SOUND OFF: Addressing the health care crisis

Medicare, the federal health care program for older Americans, needs its own health care check up if Congress is going to maintain its commitment to our nation’s older Americans.

Seniors and health care providers delivered this basic message to me in a series of five town hall meetings and three health care roundtables I held in August 2001 and February 2002. Due to this direct input, I have developed a five point plan to address what I think is the number one health care priority facing our communities this decade: protecting Medicare and ensuring health care for older Americans.

The health care challenge Congress faces is clear. Washington state’s senior population grew 15 percent in the last decade and will represent 12 percent of the population in 2010. Seniors are living longer and more healthy lives as well.

Despite these clear facts, the Bush Administration budget shortchanges Medicare by nearly 20 percent over the next decade. The challenges facing our seniors are tough enough.

First, the current Medicare formula is unfair to Washington state seniors. Due to a basic formula that rewards inefficiency, the average Medicare reimbursement rates for physicians and Medicare+Choice plans in Washington are dramatically less than rates in other states. These dismal reimbursement rates lead not only to a decreasing choice of health care options, such as the diminishing Medicare+Choice plans in Washington, but also to a set of difficult choices for physicians: the decisions that lead to shutting off the practice to new Medicare patients.

The growing provider shortage is the second greatest health care related challenge facing seniors. Both physician networks in Bellingham have now stopped taking new Medicare patients because the cost of care is not even covered by the low Medicare reimbursements. As one doctor put it, Medicare is in danger of becoming charity care.

One hospital administrator told me that the low reimbursements would not be so bad if the regulations weren’t so onerous. Medicare regulations divert health care providers from providing health care. At one clinic in the area, 47 percent of staff time is spent on paperwork. Regulations are strangling seniors’ health care.

The combination of low reimbursements, lack of providers, and stifling regulations have led me to one conclusion: Medicare needs a serious health care checkup.

I propose five concrete steps to help protect Medicare.

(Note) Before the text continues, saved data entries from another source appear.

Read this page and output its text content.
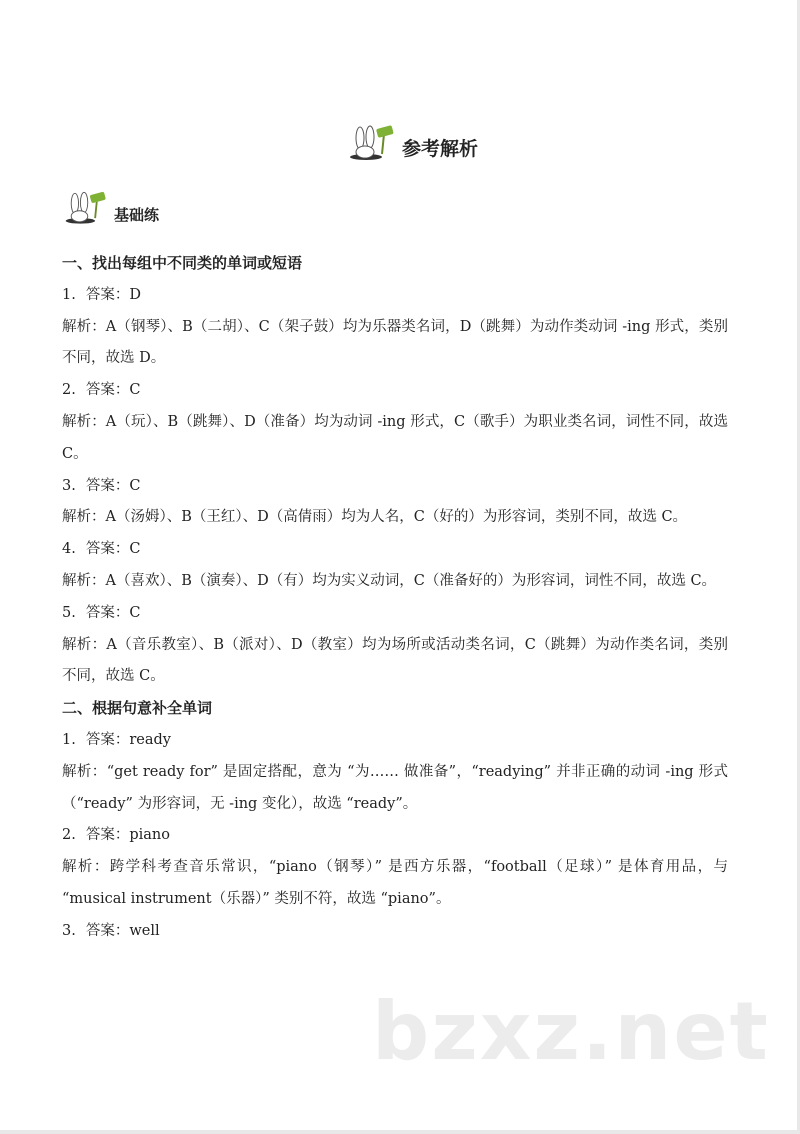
参考解析
基础练

一、找出每组中不同类的单词或短语

1. 答案：D

解析：A（钢琴）、B（二胡）、C（架子鼓）均为乐器类名词，D（跳舞）为动作类动词 -ing 形式，类别不同，故选 D。

2. 答案：C

解析：A（玩）、B（跳舞）、D（准备）均为动词 -ing 形式，C（歌手）为职业类名词，词性不同，故选 C。

3. 答案：C

解析：A（汤姆）、B（王红）、D（高倩雨）均为人名，C（好的）为形容词，类别不同，故选 C。

4. 答案：C

解析：A（喜欢）、B（演奏）、D（有）均为实义动词，C（准备好的）为形容词，词性不同，故选 C。

5. 答案：C

解析：A（音乐教室）、B（派对）、D（教室）均为场所或活动类名词，C（跳舞）为动作类名词，类别不同，故选 C。

二、根据句意补全单词

1. 答案：ready

解析：“get ready for” 是固定搭配，意为 “为…… 做准备”，“readying” 并非正确的动词 -ing 形式（“ready” 为形容词，无 -ing 变化），故选 “ready”。

2. 答案：piano

解析：跨学科考查音乐常识，“piano（钢琴）” 是西方乐器，“football（足球）” 是体育用品，与 “musical instrument（乐器）” 类别不符，故选 “piano”。

3. 答案：well

bzxz.net
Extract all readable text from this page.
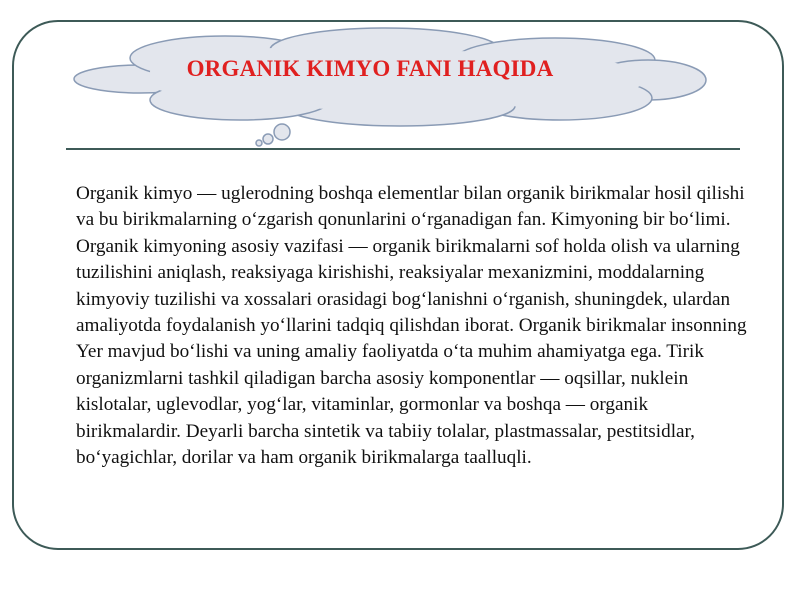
ORGANIK KIMYO FANI HAQIDA

Organik kimyo — uglerodning boshqa elementlar bilan organik birikmalar hosil qilishi va bu birikmalarning o‘zgarish qonunlarini o‘rganadigan fan. Kimyoning bir bo‘limi. Organik kimyoning asosiy vazifasi — organik birikmalarni sof holda olish va ularning tuzilishini aniqlash, reaksiyaga kirishishi, reaksiyalar mexanizmini, moddalarning kimyoviy tuzilishi va xossalari orasidagi bog‘lanishni o‘rganish, shuningdek, ulardan amaliyotda foydalanish yo‘llarini tadqiq qilishdan iborat. Organik birikmalar insonning Yer mavjud bo‘lishi va uning amaliy faoliyatda o‘ta muhim ahamiyatga ega. Tirik organizmlarni tashkil qiladigan barcha asosiy komponentlar — oqsillar, nuklein kislotalar, uglevodlar, yog‘lar, vitaminlar, gormonlar va boshqa — organik birikmalardir. Deyarli barcha sintetik va tabiiy tolalar, plastmassalar, pestitsidlar, bo‘yagichlar, dorilar va ham organik birikmalarga taalluqli.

FIRST: The Bush Administration unfortunately does not propose helping physicians whose Medicare payments were cut by 5.4 percent this year. These cuts will devastate doctors’ ability to provide quality care to seniors. Many in Congress are committed to fixing this problem, but the Administration’s budget leaves no room for any solution. Instead, the Bush Administration proposes taking money from other Medicare providers - simply shifting the problem not solving it. I will work closely with my colleagues here in Congress to restore this 5.4 percent cut to physicians.

SECOND: I have co-sponsored the bipartisan Medicare Access and Equity Act of 2001 to return long-term fairness to reimbursement rates. Passage of this important legislation will bring more money to Washington state and provide greater access for seniors to the health care services they need. I am also rejuvenating the Fairness Caucus to bring together the collective political muscle of counties that have chronically low reimbursement rates.

THIRD: Congress should recognize the regulatory burden under which physicians do their job by passing HR 868, the Medicare Education and Regulatory Fairness Act and HR 3391, the Medicare Regulatory and Contracting Reform Act. Both pieces of legislation will go a long way towards decreasing Medicare regulations and provide flexibility to Medicare administrators in helping hospitals and physicians to provide care to seniors.

FOURTH: The provider shortage extends beyond just physicians. The country faces a severe nursing shortage and gaps in the availability in other health care workers. Both chambers have passed a version of the Nursing Reinvestment Act, a bill designed to increase the number of nursing faculty and create scholarship incentives to bring more people into the nursing profession.

FIFTH: A prescription drug benefit for all seniors continues to be a priority. Seniors are choosing between paying for food and paying for medications. That is wrong. A prescription drug benefit in Medicare must be combined with the triple effort to make generic prescription drugs more available in the market, encourage research into the next generation of medications that help meet seniors’ health care needs, and speed the drug approval process.

Protecting Medicare requires that it get its own health plan so that this critical program is available in the future for seniors. Despite its problems, Medicare will continue to be the primary source of health care for older Americans. Congress must act to protect and strengthen Medicare to keep the country’s commitment to seniors’ health.

Rick Larsen, a Democrat, represents the Second Congressional District in the U.S. Congress.